23. The composition of claim 22, wherein said nucleic acid is selected from the group consisting of siRNA, ribozyme, and miRNA.

24. The composition of claim 22, wherein said receptor-binding moiety is selected from the group consisting of folate, an RGD-containing peptide or derivative or peptidomimetics thereof, epidermal growth factor (EGR), transferrin, low density lipoprotein (LDL), insulin, protein hormones, galactosamine, galactose, biotin, platelet-derived growth factor, thyrotrypsin releasing hormone (TRH), nerve-growth factor (NGF), Ct2-macroglobulin, thiodothyronin, thrombine, arachidonic acid, transforming growth factor-α (TGF-α), a heregulin and alpha fetoprotein (AFP).

25. The composition of claim 22, wherein said receptor-binding moiety is selected from the group consisting of folate and an RGD-containing peptide or derivative or peptidomimetics thereof.

26. A kit comprising a composition comprising a targeting molecule bound to a nucleic acid and an instructional material, wherein

i) said targeting molecule comprises a receptor-binding moiety linked to a first oligonucleotide comprising a hook sequence;

ii) said nucleic acid comprises a sequence which is complementary to said hook sequence; and

iii) said hook sequence is not a naturally-occurring sequence.

27. The kit of claim 26, wherein said nucleic acid is selected from the group consisting of siRNA, ribozyme, and miRNA.

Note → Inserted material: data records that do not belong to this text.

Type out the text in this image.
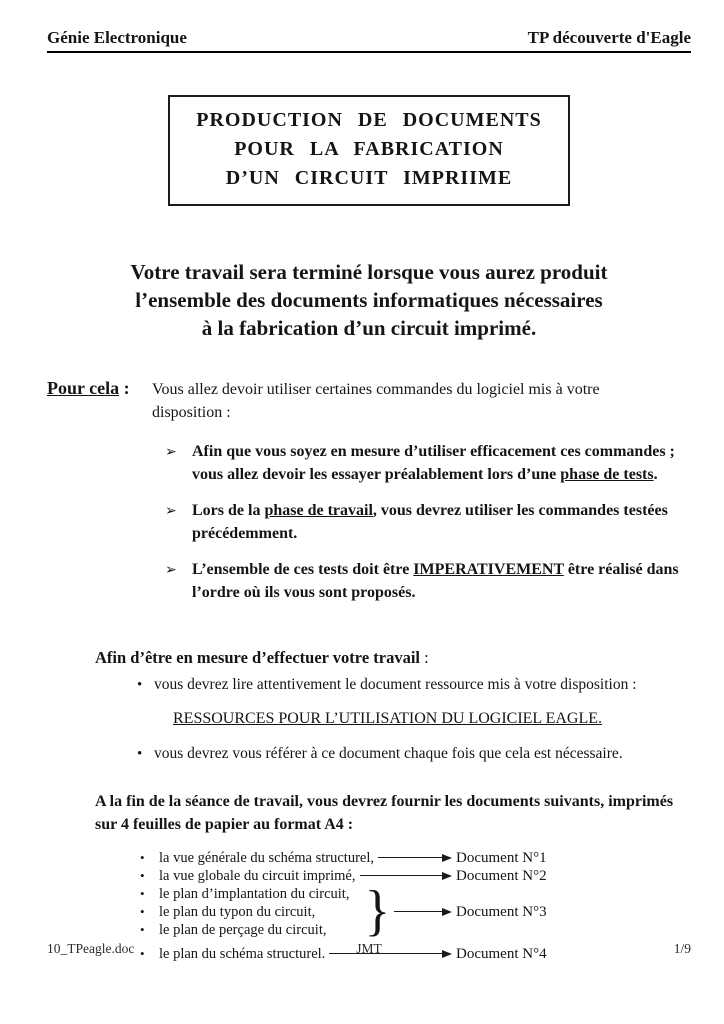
Génie Electronique	TP découverte d'Eagle
PRODUCTION DE DOCUMENTS
POUR LA FABRICATION
D’UN CIRCUIT IMPRIIME
Votre travail sera terminé lorsque vous aurez produit
l’ensemble des documents informatiques nécessaires
à la fabrication d’un circuit imprimé.
Pour cela :	Vous allez devoir utiliser certaines commandes du logiciel mis à votre disposition :
➢ Afin que vous soyez en mesure d’utiliser efficacement ces commandes ; vous allez devoir les essayer préalablement lors d’une phase de tests.
➢ Lors de la phase de travail, vous devrez utiliser les commandes testées précédemment.
➢ L’ensemble de ces tests doit être IMPERATIVEMENT être réalisé dans l’ordre où ils vous sont proposés.
Afin d’être en mesure d’effectuer votre travail :
• vous devrez lire attentivement le document ressource mis à votre disposition :
RESSOURCES POUR L’UTILISATION DU LOGICIEL EAGLE.
• vous devrez vous référer à ce document chaque fois que cela est nécessaire.
A la fin de la séance de travail, vous devrez fournir les documents suivants, imprimés sur 4 feuilles de papier au format A4 :
• la vue générale du schéma structurel,	Document N°1
• la vue globale du circuit imprimé,	Document N°2
• le plan d’implantation du circuit,
• le plan du typon du circuit,	Document N°3
• le plan de perçage du circuit,
• le plan du schéma structurel.	Document N°4
}
10_TPeagle.doc	JMT	1/9
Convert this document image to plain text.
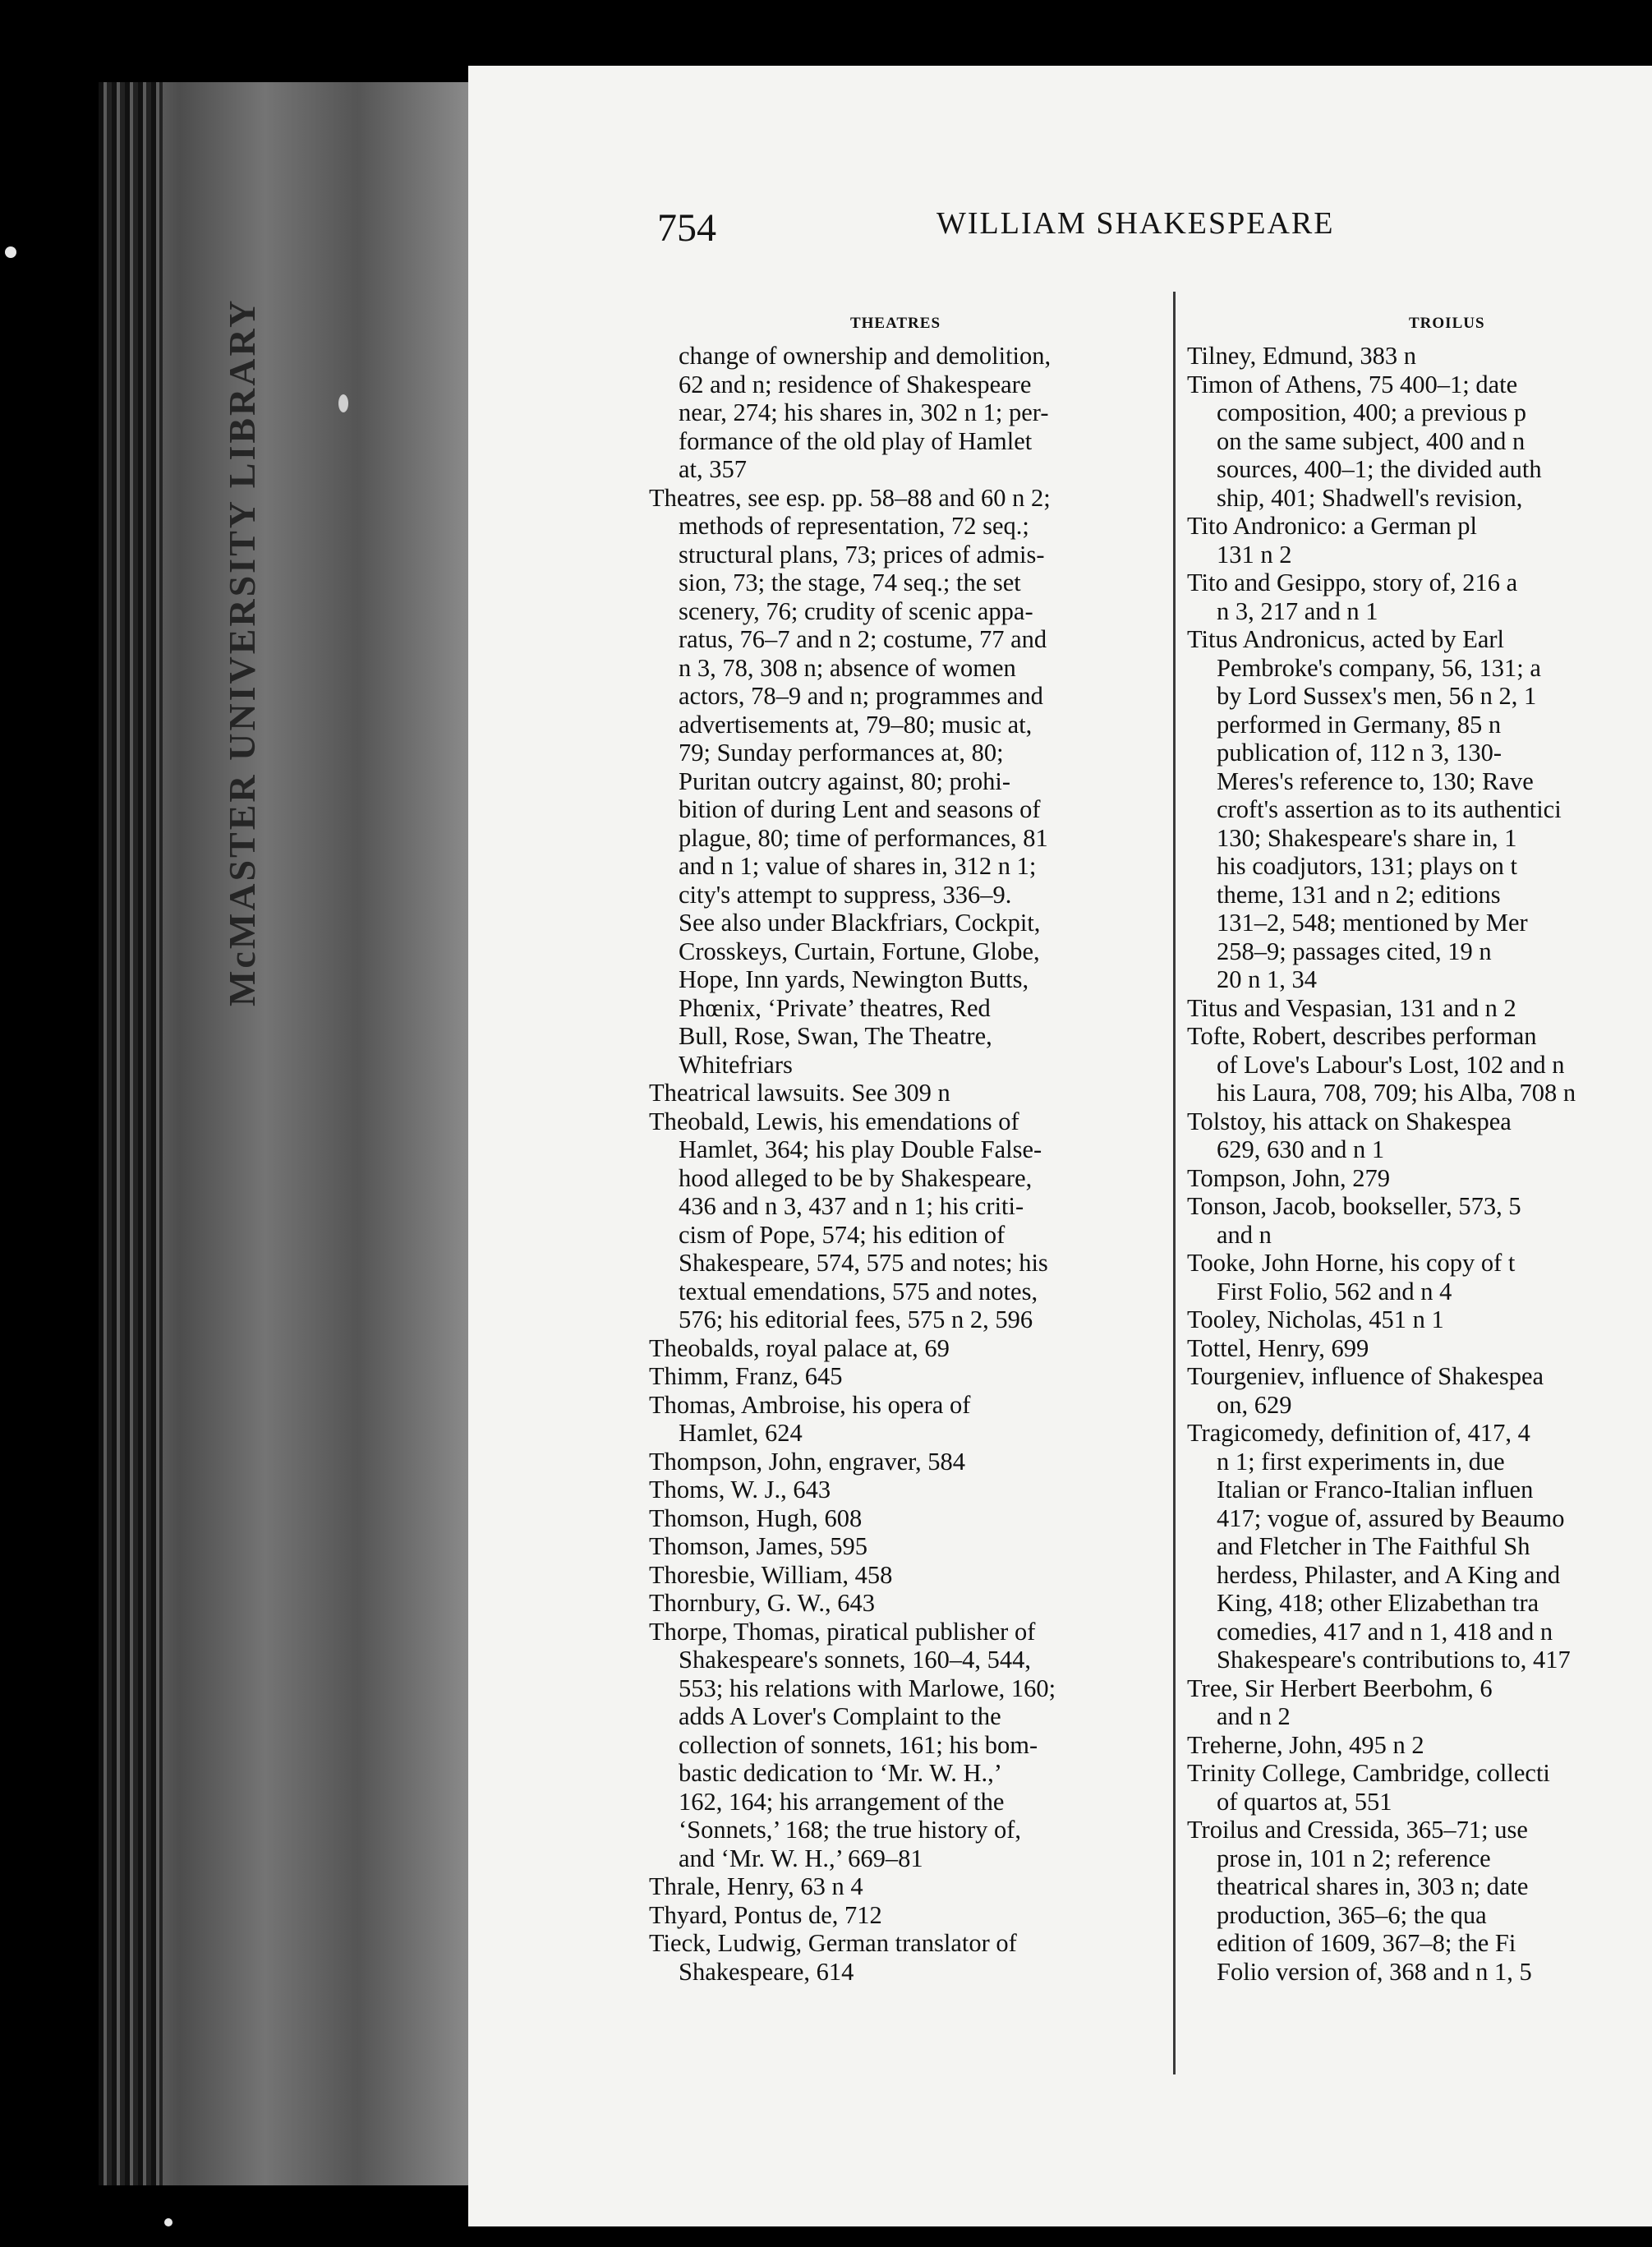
McMASTER UNIVERSITY LIBRARY
754	WILLIAM SHAKESPEARE
THEATRES
change of ownership and demolition,
62 and n; residence of Shakespeare
near, 274; his shares in, 302 n 1; per-
formance of the old play of Hamlet
at, 357
Theatres, see esp. pp. 58–88 and 60 n 2;
methods of representation, 72 seq.;
structural plans, 73; prices of admis-
sion, 73; the stage, 74 seq.; the set
scenery, 76; crudity of scenic appa-
ratus, 76–7 and n 2; costume, 77 and
n 3, 78, 308 n; absence of women
actors, 78–9 and n; programmes and
advertisements at, 79–80; music at,
79; Sunday performances at, 80;
Puritan outcry against, 80; prohi-
bition of during Lent and seasons of
plague, 80; time of performances, 81
and n 1; value of shares in, 312 n 1;
city's attempt to suppress, 336–9.
See also under Blackfriars, Cockpit,
Crosskeys, Curtain, Fortune, Globe,
Hope, Inn yards, Newington Butts,
Phœnix, ‘Private’ theatres, Red
Bull, Rose, Swan, The Theatre,
Whitefriars
Theatrical lawsuits. See 309 n
Theobald, Lewis, his emendations of
Hamlet, 364; his play Double False-
hood alleged to be by Shakespeare,
436 and n 3, 437 and n 1; his criti-
cism of Pope, 574; his edition of
Shakespeare, 574, 575 and notes; his
textual emendations, 575 and notes,
576; his editorial fees, 575 n 2, 596
Theobalds, royal palace at, 69
Thimm, Franz, 645
Thomas, Ambroise, his opera of
Hamlet, 624
Thompson, John, engraver, 584
Thoms, W. J., 643
Thomson, Hugh, 608
Thomson, James, 595
Thoresbie, William, 458
Thornbury, G. W., 643
Thorpe, Thomas, piratical publisher of
Shakespeare's sonnets, 160–4, 544,
553; his relations with Marlowe, 160;
adds A Lover's Complaint to the
collection of sonnets, 161; his bom-
bastic dedication to ‘Mr. W. H.,’
162, 164; his arrangement of the
‘Sonnets,’ 168; the true history of,
and ‘Mr. W. H.,’ 669–81
Thrale, Henry, 63 n 4
Thyard, Pontus de, 712
Tieck, Ludwig, German translator of
Shakespeare, 614
TROILUS
Tilney, Edmund, 383 n
Timon of Athens, 75 400–1; date
composition, 400; a previous p
on the same subject, 400 and n
sources, 400–1; the divided auth
ship, 401; Shadwell's revision,
Tito Andronico: a German pl
131 n 2
Tito and Gesippo, story of, 216 a
n 3, 217 and n 1
Titus Andronicus, acted by Earl
Pembroke's company, 56, 131; a
by Lord Sussex's men, 56 n 2, 1
performed in Germany, 85 n
publication of, 112 n 3, 130-
Meres's reference to, 130; Rave
croft's assertion as to its authentici
130; Shakespeare's share in, 1
his coadjutors, 131; plays on t
theme, 131 and n 2; editions
131–2, 548; mentioned by Mer
258–9; passages cited, 19 n
20 n 1, 34
Titus and Vespasian, 131 and n 2
Tofte, Robert, describes performan
of Love's Labour's Lost, 102 and n
his Laura, 708, 709; his Alba, 708 n
Tolstoy, his attack on Shakespea
629, 630 and n 1
Tompson, John, 279
Tonson, Jacob, bookseller, 573, 5
and n
Tooke, John Horne, his copy of t
First Folio, 562 and n 4
Tooley, Nicholas, 451 n 1
Tottel, Henry, 699
Tourgeniev, influence of Shakespea
on, 629
Tragicomedy, definition of, 417, 4
n 1; first experiments in, due
Italian or Franco-Italian influen
417; vogue of, assured by Beaumo
and Fletcher in The Faithful Sh
herdess, Philaster, and A King and
King, 418; other Elizabethan tra
comedies, 417 and n 1, 418 and n
Shakespeare's contributions to, 417
Tree, Sir Herbert Beerbohm, 6
and n 2
Treherne, John, 495 n 2
Trinity College, Cambridge, collecti
of quartos at, 551
Troilus and Cressida, 365–71; use
prose in, 101 n 2; reference
theatrical shares in, 303 n; date
production, 365–6; the qua
edition of 1609, 367–8; the Fi
Folio version of, 368 and n 1, 5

28. The kit of claim 26, wherein said receptor-binding moiety is selected from the group consisting of folate, an RGD-containing peptide or derivative or peptidomimetics thereof, epidermal growth factor (EGR), transferrin, low density lipoprotein (LDL), insulin, protein hormones, galactosamine, galactose, biotin, platelet-derived growth factor, thyrotrypsin releasing hormone (TRH), nerve-growth factor (NGF), Ct2-macroglobulin, thiodothyronin, thrombine, arachidonic acid, transforming growth factor-α (TGF-α), a heregulin and alpha fetoprotein (AFP).

29. The composition of claim 26, wherein said receptor-binding moiety is selected from the group consisting of folate and an RGD-containing peptide or derivative or peptidomimetics thereof.

30. A kit comprising:

a) a targeting molecule, wherein said targeting molecule comprises a receptor-binding moiety linked to a second oligonucleotide comprising a hook sequence;

b) a second oligonucleotide comprising a hook complement sequence; and

c) an instructional material, wherein said hook sequence is not a naturally-occurring sequence.